WHUT has aired a Mass for shut-ins since 1996, when Washington’s CBS affiliate said it would no longer air the Mass as a public service and wanted $1,500 for the 30 minutes of Sunday airtime.
However, WHUT has notified the Archdiocese of Washington and the Diocese of Arlington, Va., which co-sponsor the program, that – regardless of how the PBS board votes in June – it will drop the Mass for shut-ins after the July 26 telecast.
That has sent the two dioceses scrambling to find a new home for the Mass, as well as money in a weak economy to pay what is likely to be a weekly bill of $1,500 to $2,000.
“Not only is it difficult for us, but a lot of our viewers are homebound or elderly,” said Susan Gibbs, spokeswoman for the Archdiocese of Washington. “It’s hard for them to make an adjustment. They’re used to the Mass being on a certain time and place.”
The airtime purchase over a full year could come to $114,000, “or more than the production costs of what I’ve been paying for the whole year,” Gibbs told Catholic News Service.
The prolonged conversion of TV signals from analog to digital, now scheduled to take place June 12, complicates matters, according to Gibbs.
An estimated 3 million U.S. households’ TVs are still not digital-ready, including many in the Washington area. Older viewers who tune in to the Mass may not know how to navigate through the digital subchannels, where airtime could cost less.

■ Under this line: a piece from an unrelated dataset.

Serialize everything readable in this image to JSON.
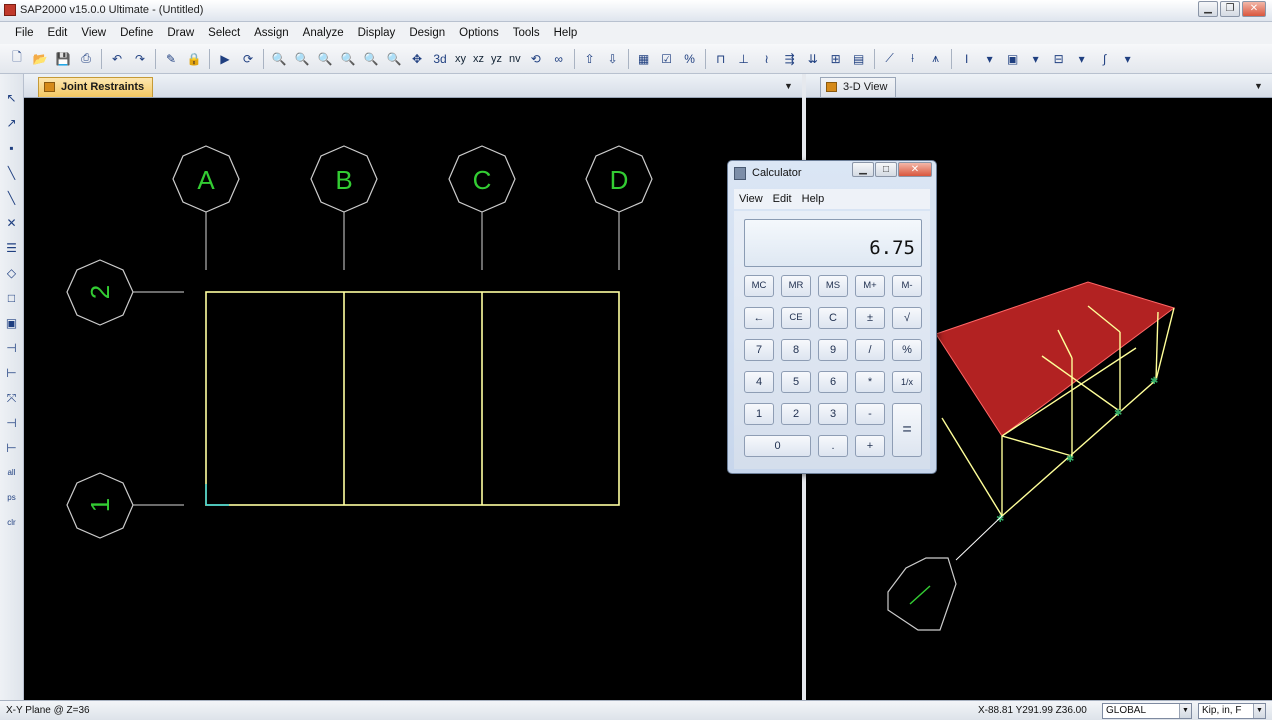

“We’re probably going to double-run” the Mass on both WHUT and a commercial TV station for at least a few weeks to get viewers acclimated to the station change, Gibbs said.
Mass can be seen on WLAE in New Orleans, which is not “a full-blown affiliate,” according to station general manager Ron Yager, but it broadcasts PBS’ “Ready to Learn” shows for nine hours each weekday, plus its news and talk shows “Nightly Business Report,” “The NewsHour With Jim Lehrer” and “Charlie Rose.”
The station, established by but no longer run by the Archdiocese of New Orleans, airs Mass daily. “The first day they broadcast, there was a Mass,” Yager told CNS.
He added WLAE could broadcast a 24-hours-a-day, seven-days-a-week schedule without PBS programming if it had to.
“This is really what has hit home for us. After (Hurricane) Katrina, when the city was devastated as well as our television station and we were able to get our service back up through cable … the one thing people were asking for – they were not asking for ‘Barney,’ they were not asking for ‘The NewsHour’ – they were asking for us to get the Mass on the air,” Yager said.
“At that point we knew we were doing a service for the community that made a difference … providing comfort for people during the great tragedy,” he said.
One question the PBS board will have to consider, said PBS spokeswoman Jan McNamara, is “What defines ‘nonsectarian’?”
McNamara added, “It’s always our primary goal to work with our affiliates. That’s why we’re taking such care to get feedback from our stations.”
Asked if PBS had ever yanked affiliation from any of its 356 member stations in the United States, McNamara replied, “I don’t think it ever has.”